En este segundo domingo de Adviento nos hacemos eco del grito de Dios que recoge el profeta Isaías: “¡Consolad, consolad a mi pueblo!” Hay salida al desconsuelo, producido por el pecado y la infidelidad: “¡Está pagado su crimen!” Dios sigue fiel a su voluntad salvadora de salir al encuentro del pueblo, de hacer caminos en el desierto, de igualar valles y montes. Se necesitan voces que anuncien esta salvación. “Una voz grita en el desierto…”, se necesitan miradas que perciban esta realidad consoladora: “Mirad Dios, el Señor llega con fuerza…” Dios no da la espalda definitivamente al pueblo de Israel, desea revelar su gloria a todos los hombres. En el desconsuelo del pueblo de Israel vemos reflejado nuestros propios desconsuelos ante la realidad de pecado que atenaza nuestro vivir. Nuestra dificultad de sentirnos “rebaño reunido”, de dejarnos llevar en los brazos del pastor. “Como un pastor apacienta el rebaño, su mano los reúne.
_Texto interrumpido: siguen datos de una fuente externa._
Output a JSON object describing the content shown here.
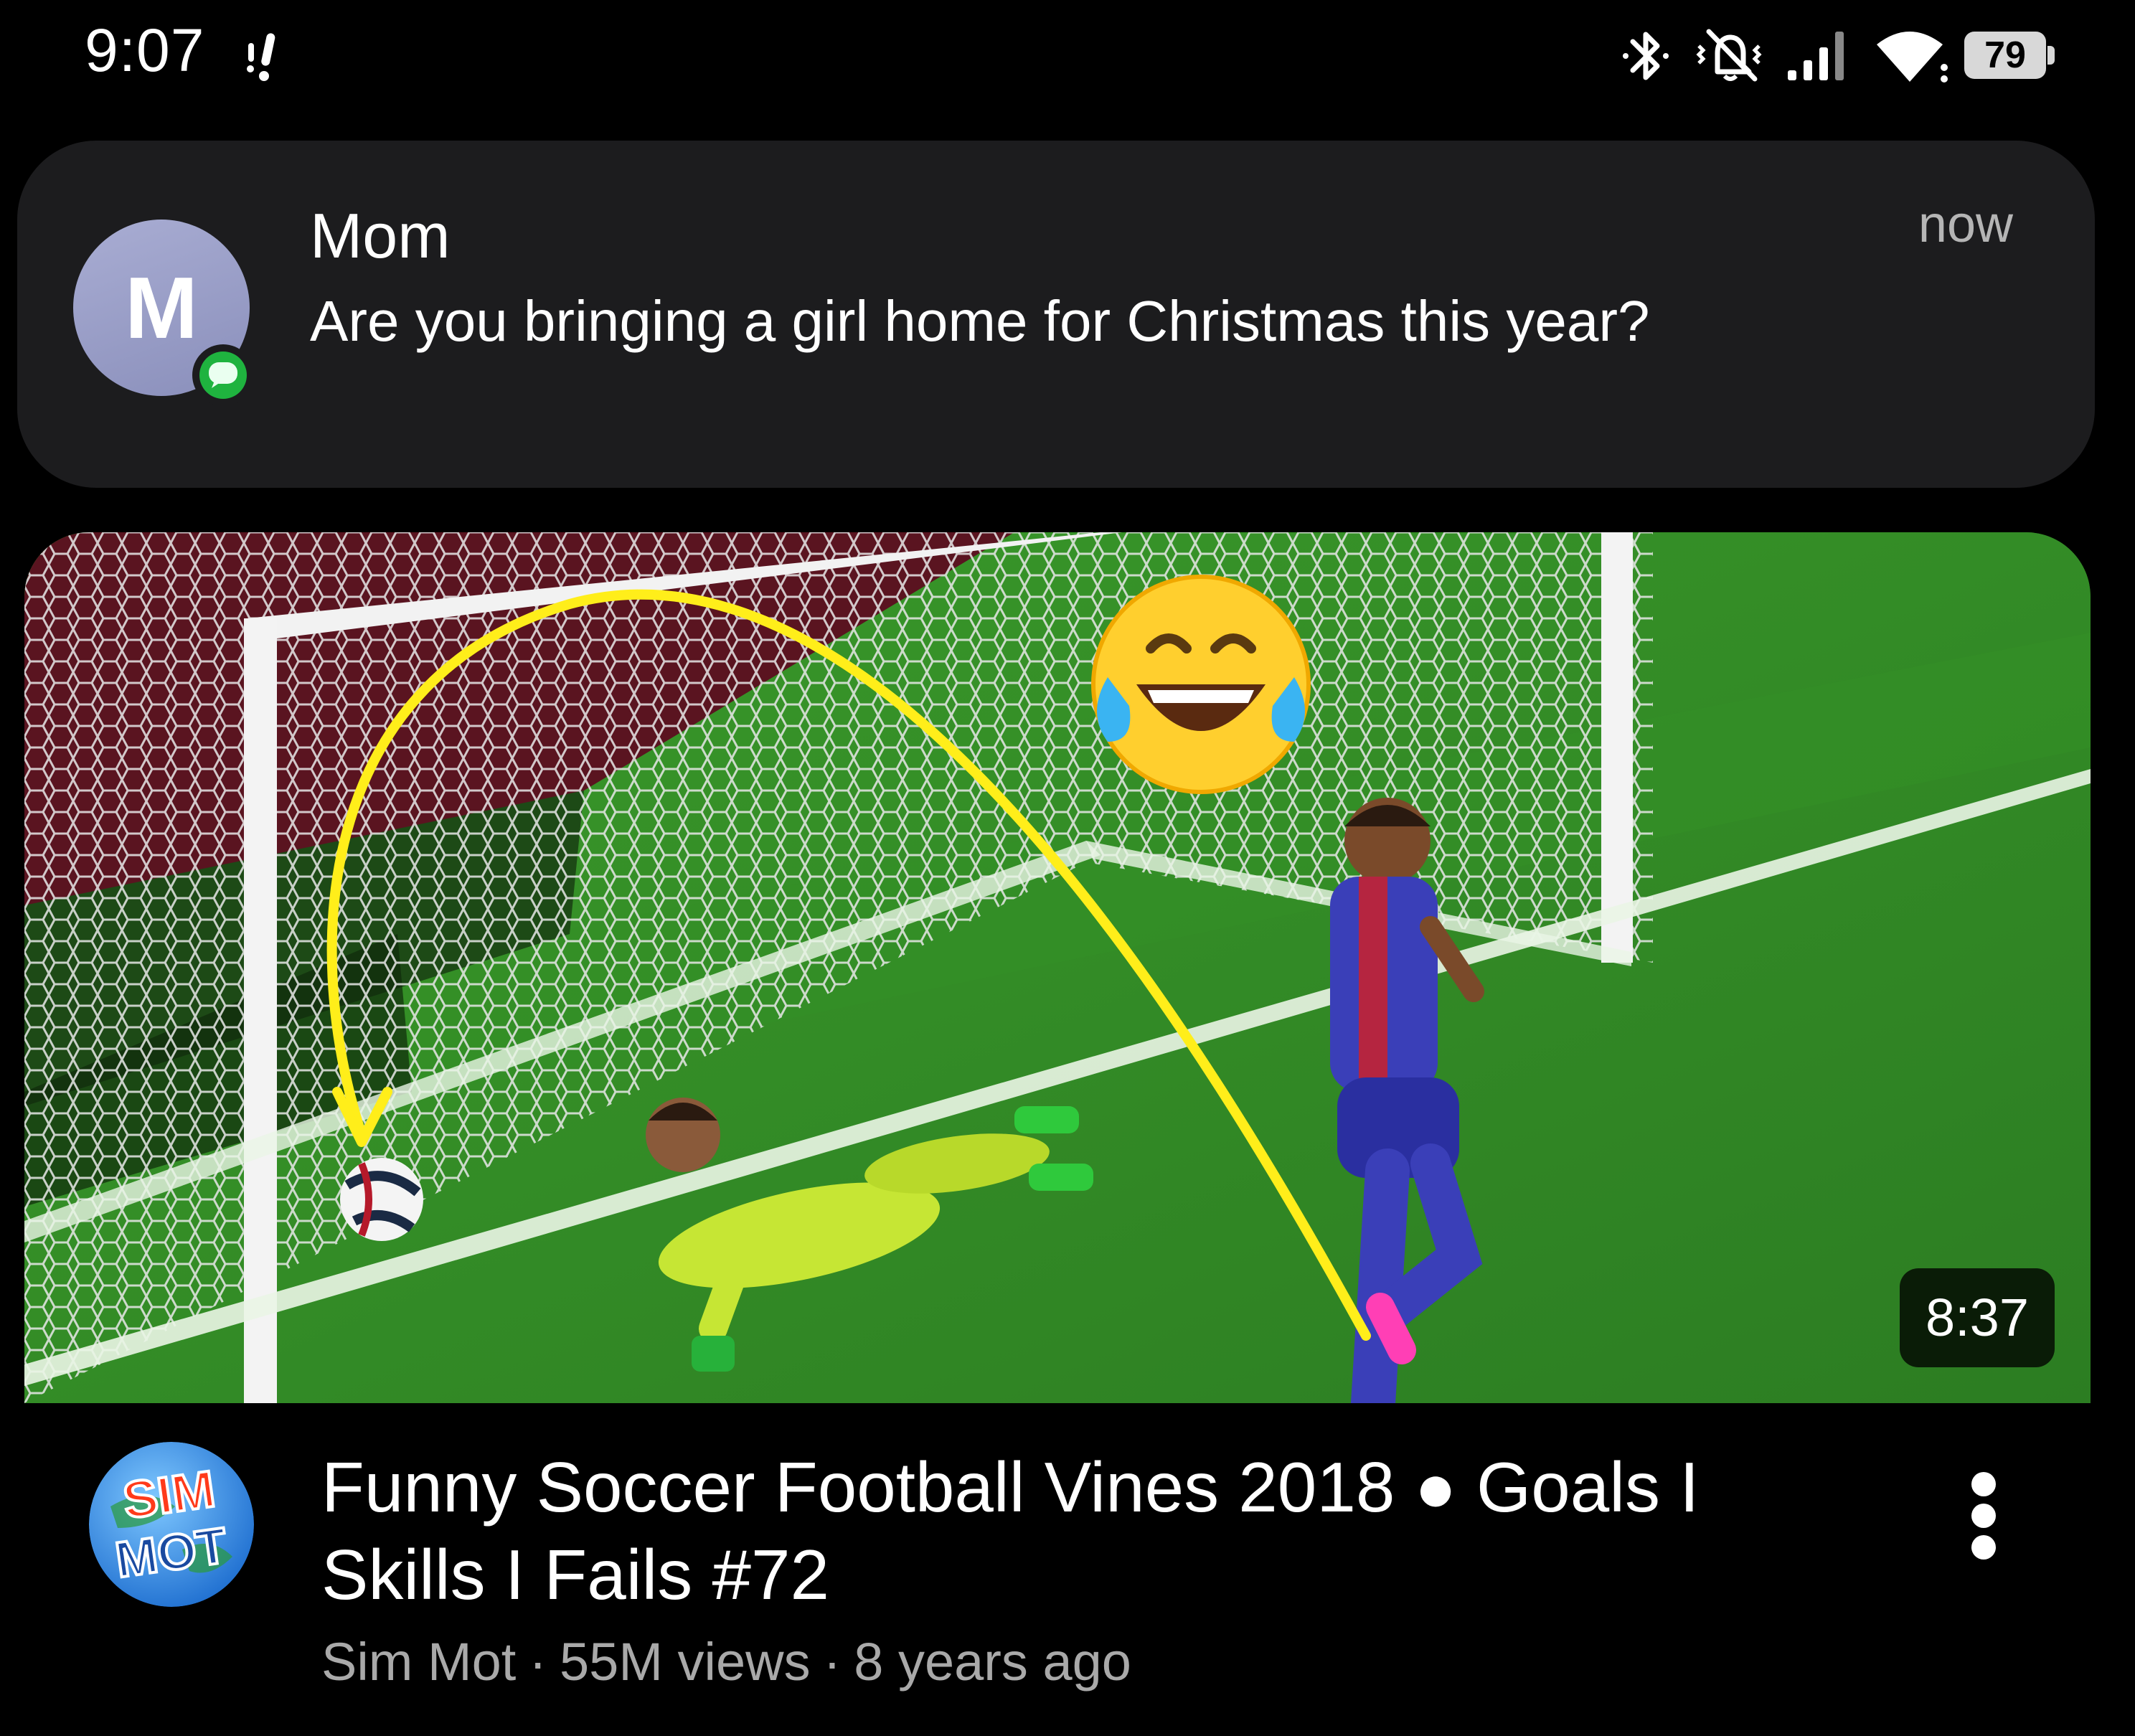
{
  "status_bar": {
    "time": "9:07",
    "battery_level": "79",
    "icons": [
      "notification-alert-icon",
      "bluetooth-icon",
      "vibrate-off-icon",
      "cellular-signal-icon",
      "wifi-icon",
      "battery-icon"
    ]
  },
  "notification": {
    "avatar_initial": "M",
    "sender": "Mom",
    "message": "Are you bringing a girl home for Christmas this year?",
    "time": "now",
    "app_badge_icon": "messages-icon",
    "badge_color": "#1fb33f"
  },
  "video": {
    "duration": "8:37",
    "title": "Funny Soccer Football Vines 2018 ● Goals I Skills I Fails #72",
    "channel": "Sim Mot",
    "views": "55M views",
    "age": "8 years ago",
    "separator": "·",
    "channel_logo_text": [
      "SIM",
      "MOT"
    ],
    "thumbnail_emoji": "face-with-tears-of-joy-icon"
  }
}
Lleva en brazos los corderos, cuida de las madres”. Nuestra dificultad para cargar con los hermanos más débiles y vulnerables, de cuidar a los demás.

En la carta de Pedro, hay una exhortación a vivir confiados en la promesa del Señor, una promesa de justicia, de cielo y tierra nuevos. Para entender esta promesa ha de dolernos la injusticia de nuestro mundo, el profundo foso que separa el mundo rico del mundo empobrecido; ha de dolernos el dolor de los hermanos. El consuelo que viene de nuestro Dios no es para unos pocos privilegiados. Sólo los que se hacen cercanos al sufrimiento de los hermanos lo pueden entender, y encuentran salida a su propio desconsuelo. Mientras anhelamos, oramos y trabajamos por ese cielo y tierra nuevos,  se nos pide la tarea de consolar y acompañar el sufrimiento del hermano.

En el Evangelio contemplamos al precursor. Juan el Bautista nos anuncia al que ha de venir con un bautismo de Espíritu Santo, que va más allá del perdón de los pecados, nos hace entrar definitivamente en la dimensión de los hijos amados del Padre. Esa es la experiencia que nos hace vivir con confianza, no obsesionados con nuestro valer, que tantas energías nos hace gastar y tanto destrozo provoca sobre nuestra relación con los demás. Podemos descansar en este sabernos amados  y acogidos incondicionalmente en las manos del Padre. Es la esperanza del adviento hacia la que caminamos.

Francisco Sáez Rozas. Párroco de El Ejido.